New research published in January and adapted this week by the Conference Board Governance Center for its Director Notes concludes that an individual director's qualifications and performance are much less critical to a company's success than the team dynamics among board members.
The research, by Solange Charas, whose consulting company provides advisory services to boards and management, finds that director candidates' behavioral attributes are typically not included in the selection criteria. While most selection processes consider the gut sense that other directors have of whether a candidate will fit into the board culture, there's no formal assessment most of the time, which can result in disappointing or even disruptive new directors.
Charas believes directors with a high cultural intelligence, or CQ, are essential to effective boards. A high CQ enables a director to listen actively in board discussions, look at all sides of an issue before making a decision and work through conflict arising from a diversity of viewpoints.
CQ, also called behavioral capital, includes the mental processes used to acquire and grasp cultural knowledge and the ability to exhibit appropriate verbal and nonverbal actions when interacting with people from different cultures. CQ, professional capital (including current executive management role and years of experience on boards) and social capital (including the number of connections to other senior executives), taken together, reflect the qualifications of individual directors, according to Charas.
Citing research by Daniel Forbes and Frances Milliken, Charas writes that 'boardroom outcomes are directly related to firm performance, as defined by the board's ability to perform its control and service tasks effectively.' Charas used a questionnaire to collect information about the board's skills, innovation and quality (defined as the level of awareness directors have of their constituents as they deliberate and make decisions).
Charas' research also assessed firm-level outcomes, measuring profitability relative to the average of a size-adjusted, comparable industry profit margin index based on three revenue categories.
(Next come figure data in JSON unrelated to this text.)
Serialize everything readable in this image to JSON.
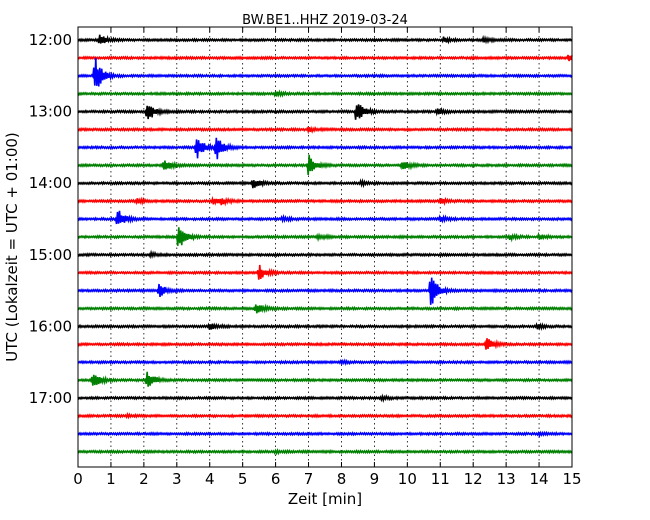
{
  "chart_data": {
    "type": "line",
    "title": "BW.BE1..HHZ 2019-03-24",
    "xlabel": "Zeit  [min]",
    "ylabel": "UTC (Lokalzeit = UTC + 01:00)",
    "xlim": [
      0,
      15
    ],
    "x_ticks": [
      0,
      1,
      2,
      3,
      4,
      5,
      6,
      7,
      8,
      9,
      10,
      11,
      12,
      13,
      14,
      15
    ],
    "x_tick_labels": [
      "0",
      "1",
      "2",
      "3",
      "4",
      "5",
      "6",
      "7",
      "8",
      "9",
      "10",
      "11",
      "12",
      "13",
      "14",
      "15"
    ],
    "y_tick_labels": [
      {
        "row": 0,
        "label": "12:00"
      },
      {
        "row": 4,
        "label": "13:00"
      },
      {
        "row": 8,
        "label": "14:00"
      },
      {
        "row": 12,
        "label": "15:00"
      },
      {
        "row": 16,
        "label": "16:00"
      },
      {
        "row": 20,
        "label": "17:00"
      }
    ],
    "grid": "vertical dotted",
    "trace_colors": [
      "#000000",
      "#ff0000",
      "#0000ff",
      "#008000"
    ],
    "traces": [
      {
        "start": "12:00",
        "events": [
          {
            "t": 0.65,
            "amp": 0.25
          },
          {
            "t": 11.1,
            "amp": 0.12
          },
          {
            "t": 12.3,
            "amp": 0.1
          }
        ]
      },
      {
        "start": "12:15",
        "events": [
          {
            "t": 14.9,
            "amp": 0.15
          }
        ]
      },
      {
        "start": "12:30",
        "events": [
          {
            "t": 0.5,
            "amp": 1.0
          }
        ]
      },
      {
        "start": "12:45",
        "events": [
          {
            "t": 6.0,
            "amp": 0.1
          }
        ]
      },
      {
        "start": "13:00",
        "events": [
          {
            "t": 2.1,
            "amp": 0.5
          },
          {
            "t": 8.45,
            "amp": 0.55
          },
          {
            "t": 10.9,
            "amp": 0.12
          }
        ]
      },
      {
        "start": "13:15",
        "events": [
          {
            "t": 7.0,
            "amp": 0.08
          }
        ]
      },
      {
        "start": "13:30",
        "events": [
          {
            "t": 3.6,
            "amp": 0.55
          },
          {
            "t": 4.2,
            "amp": 0.6
          }
        ]
      },
      {
        "start": "13:45",
        "events": [
          {
            "t": 2.6,
            "amp": 0.3
          },
          {
            "t": 7.0,
            "amp": 0.5
          },
          {
            "t": 9.85,
            "amp": 0.25
          }
        ]
      },
      {
        "start": "14:00",
        "events": [
          {
            "t": 5.3,
            "amp": 0.25
          },
          {
            "t": 8.6,
            "amp": 0.1
          }
        ]
      },
      {
        "start": "14:15",
        "events": [
          {
            "t": 1.8,
            "amp": 0.1
          },
          {
            "t": 4.1,
            "amp": 0.12
          },
          {
            "t": 4.3,
            "amp": 0.15
          },
          {
            "t": 11.0,
            "amp": 0.1
          }
        ]
      },
      {
        "start": "14:30",
        "events": [
          {
            "t": 1.2,
            "amp": 0.5
          },
          {
            "t": 6.2,
            "amp": 0.1
          },
          {
            "t": 11.0,
            "amp": 0.12
          }
        ]
      },
      {
        "start": "14:45",
        "events": [
          {
            "t": 3.05,
            "amp": 0.6
          },
          {
            "t": 7.3,
            "amp": 0.1
          },
          {
            "t": 13.1,
            "amp": 0.1
          },
          {
            "t": 14.0,
            "amp": 0.1
          }
        ]
      },
      {
        "start": "15:00",
        "events": [
          {
            "t": 2.2,
            "amp": 0.08
          }
        ]
      },
      {
        "start": "15:15",
        "events": [
          {
            "t": 5.5,
            "amp": 0.35
          }
        ]
      },
      {
        "start": "15:30",
        "events": [
          {
            "t": 2.45,
            "amp": 0.35
          },
          {
            "t": 10.7,
            "amp": 0.85
          }
        ]
      },
      {
        "start": "15:45",
        "events": [
          {
            "t": 5.4,
            "amp": 0.25
          }
        ]
      },
      {
        "start": "16:00",
        "events": [
          {
            "t": 4.0,
            "amp": 0.15
          },
          {
            "t": 13.95,
            "amp": 0.1
          }
        ]
      },
      {
        "start": "16:15",
        "events": [
          {
            "t": 12.4,
            "amp": 0.3
          }
        ]
      },
      {
        "start": "16:30",
        "events": [
          {
            "t": 8.0,
            "amp": 0.05
          }
        ]
      },
      {
        "start": "16:45",
        "events": [
          {
            "t": 0.45,
            "amp": 0.4
          },
          {
            "t": 2.1,
            "amp": 0.45
          }
        ]
      },
      {
        "start": "17:00",
        "events": [
          {
            "t": 9.2,
            "amp": 0.08
          }
        ]
      },
      {
        "start": "17:15",
        "events": [
          {
            "t": 1.5,
            "amp": 0.06
          }
        ]
      },
      {
        "start": "17:30",
        "events": [
          {
            "t": 14.0,
            "amp": 0.06
          }
        ]
      },
      {
        "start": "17:45",
        "events": [
          {
            "t": 6.0,
            "amp": 0.05
          }
        ]
      }
    ]
  }
}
'Healthy team dynamics that encourage the successful exchange of information, mutual trust, a shared mindset, and a collective belief in the board's ability to accomplish goals are associated with firms that outperform their competitors,' Charas writes. 'We show that team dynamics – heretofore never measured – is an antecedent to economic value creation.'
Recommendations that boards consider professional and social capital when evaluating a director candidate have potentially troubling implications for expanding the role of women on boards and for successfully integrating directors nominated by activist shareholders. Advocates for increasing board diversity have started to suggest that boards broaden the pool of qualified candidates by considering women executives without prior board experience.
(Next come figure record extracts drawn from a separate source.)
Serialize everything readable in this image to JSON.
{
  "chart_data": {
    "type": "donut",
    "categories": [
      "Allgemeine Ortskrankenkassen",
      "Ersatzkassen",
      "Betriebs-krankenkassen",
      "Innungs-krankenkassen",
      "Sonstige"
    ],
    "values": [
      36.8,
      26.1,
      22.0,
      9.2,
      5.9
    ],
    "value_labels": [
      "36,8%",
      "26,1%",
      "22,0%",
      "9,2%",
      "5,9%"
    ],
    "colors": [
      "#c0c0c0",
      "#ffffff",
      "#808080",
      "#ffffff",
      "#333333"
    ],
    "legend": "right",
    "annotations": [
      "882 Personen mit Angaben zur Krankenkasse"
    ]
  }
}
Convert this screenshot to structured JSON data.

Importantly, Charas found that collective board behavior has eight times the impact on firm performance as professional and social capital. And despite the 40 percent weight given to prior board experience in measuring professional capital, Charas says 'it's a small part of their qualifications as a director and shouldn't carry a lot of weight.' She cites research from Harvard that has found putting women on a team helps it perform better.
'What some perceive as a weakness in female or other diversity candidates, which means prior board experience, should be balanced with their ability to work well on a team, which is measured by cultural intelligence,' she told Corporate Secretary. '[To only nominate people with prior board experience is] a self-defeating argument.'
As for dissident directors, Charas suggests that activist shareholders nominate individuals with a high CQ. 'Even though the director may be viewed as adversarial, it's incumbent upon that director to work effectively on the team. If he has a high enough level of CQ, he'll understand how to read the culture in the boardroom and how to overcome barriers.'
One reason a company may fall short of shareholder expectations and attract activists is that its board doesn't work well together, she adds. Bringing in the right director nominated by an activist could be a catalyst to get the board to work well together.